Côte d'Ivoire, un miracle économique en demi-teinte

La campagne électorale tournera aussi autour des questions d'économie© Luc Gnago Source: Reuters
La campagne électorale tournera aussi autour des questions d'économie

Les Ivoiriens doivent élire leur chef d'Etat ce 25 octobre. Si 7 candidats sont en lice, le président sortant Alassane Ouattara est donné favori. Il mise ainsi sur son bilan économique de grands travaux et d'exploitations des richesses naturelles.

Lors de sa première élection en 2011, Alassane Ouattara, dit ADO, avait joué la carte de la réconciliation nationale dans un pays déchiré après une crise politique de 10 ans qui avait déchiré le pays et fait près de 3000 morts.

Pour cette nouvelle campagne, le nouvel ADO joue plutôt de son bilan économique et de son profil d'économiste internationalement reconnu au sein du FMI où il était chargé de l'Afrique.

Grands travaux et ressources naturelles

En quatre ans, Alassane Ouattara a profondément transformé le pays. Misant sur les infrastructures, des zones entières ont ainsi été rasées pour faire place à de gigantesques chantiers de construction tels l'autoroute reliant Abidjan et Yamoussoukro et le chantier énorme du troisième pont d'Abidjan.

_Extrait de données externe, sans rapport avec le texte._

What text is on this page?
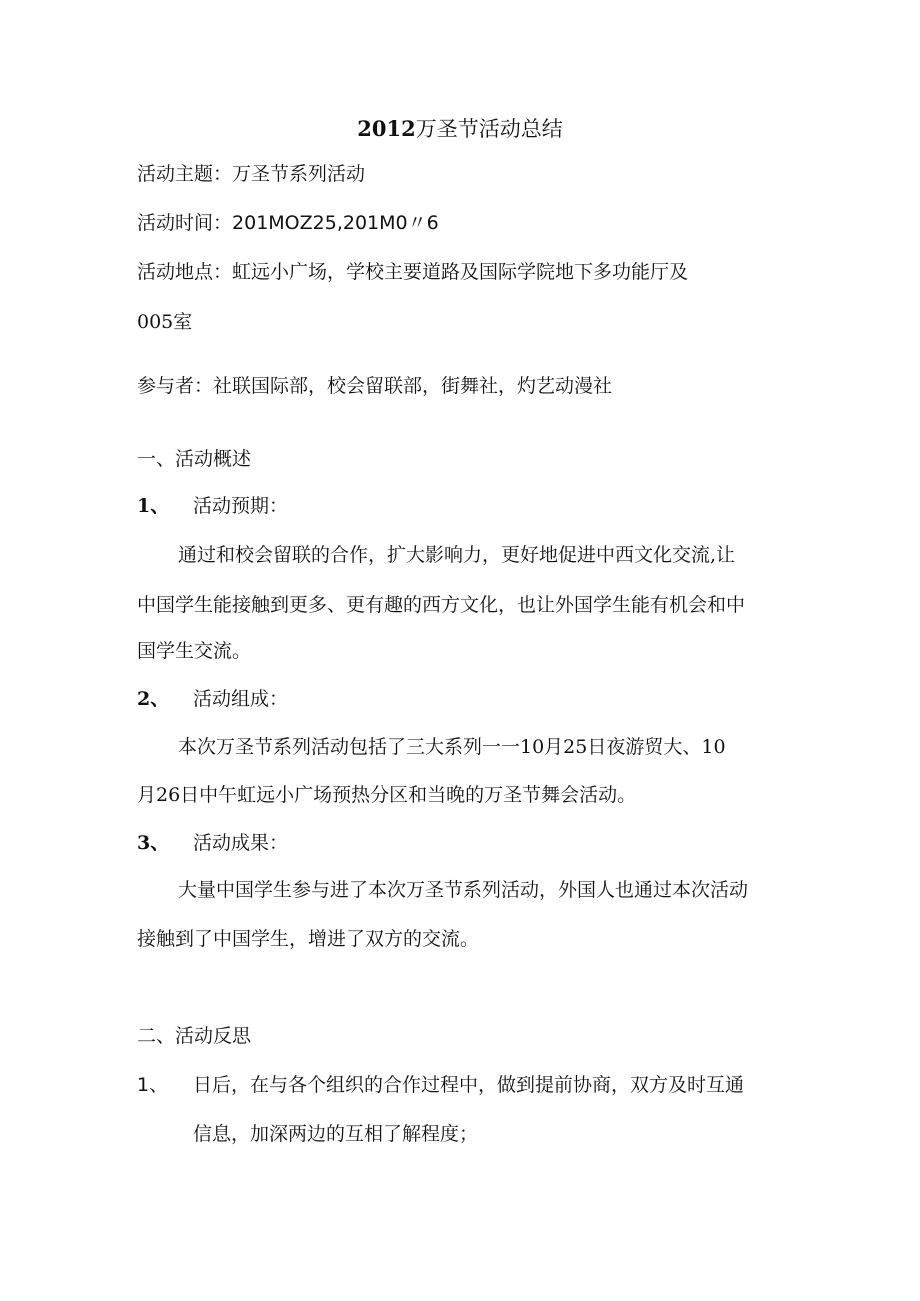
2012万圣节活动总结
活动主题：万圣节系列活动
活动时间：201MOZ25,201M0〃6
活动地点：虹远小广场，学校主要道路及国际学院地下多功能厅及
005室
参与者：社联国际部，校会留联部，街舞社，灼艺动漫社
一、活动概述
1、 活动预期：
通过和校会留联的合作，扩大影响力，更好地促进中西文化交流,让
中国学生能接触到更多、更有趣的西方文化，也让外国学生能有机会和中
国学生交流。
2、 活动组成：
本次万圣节系列活动包括了三大系列一一10月25日夜游贸大、10
月26日中午虹远小广场预热分区和当晚的万圣节舞会活动。
3、 活动成果：
大量中国学生参与进了本次万圣节系列活动，外国人也通过本次活动
接触到了中国学生，增进了双方的交流。
二、活动反思
1、 日后，在与各个组织的合作过程中，做到提前协商，双方及时互通
信息，加深两边的互相了解程度；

Grâce à l'apport de bailleurs de fonds internationaux, le pays a connu ainsi des taux de croissance parmi les plus élevés de l'Afrique subsaharienne.

Autre secteur profondément réformé, celui de la filière cacao dont le pays est le premier exportateur mondial avec sa production qui représente 35% des récoltes mondiales. Le gouvernement Ouattara a ainsi permis aux producteurs de toucher 60% du prix sur les marchés internationaux, contre 40% auparavant. 

Le secteur agricole, avec sa production leader en noix de cajou, huile de palme, caoutchouc, café représente à lui-seul 40% des exportations ivoiriennes. L'économie ivoirienne est ainsi principalement basée sur l'agriculture, laquelle contribue à près d'un quart du PIB et emploie plus des deux tiers de la population active du pays. 

Avec toutes ces réformes, le PIB par habitant a ainsi augmenté de plus de 20% en trois ans.

L'envers du décor

Mais si ces chiffres sont favorables, les opposants d'Alassane Ouattara soulignent cependant qu'ils ne se traduisent pas encore forcément dans le quotidien des Ivoiriens. 

Ainsi Pascal Affi N'Guessan, principal adversaire d'Ouattara, estime que la politique axée sur les infrastructures se fait surtout à crédit. La dette ivoirienne a en effet explosé, passant de 34% du PIB en 2013 à 36,4% en 2014, selon les chiffres de la Banque mondiale.

Quant au chômage, selon les chiffres officiels, au moins 25 % des moins de 35 ans, lesquels constituent plus des trois quarts de la population, seraient sans emploi. Mais c'est un chiffre que de nombreux observateurs contestent, l'estimant largement sous-évalué. 

En savoir plus: Bernard Lugan : «L'avenir économique du continent africain est sombre»


 Autre ombre au tableau idyllique de la croissance ivoirienne, la corruption, encore pointée du doigt par les ONG nationales ou internationales. Dans le classement mondial de Transparency International, si le pays avait reculé dans le classement les années précédentes, il est passé en 2014 du 136ème au 115ème rang mondial du classement à l’indice de corruption. Une amélioration qui cependant n'élimine pas le problème.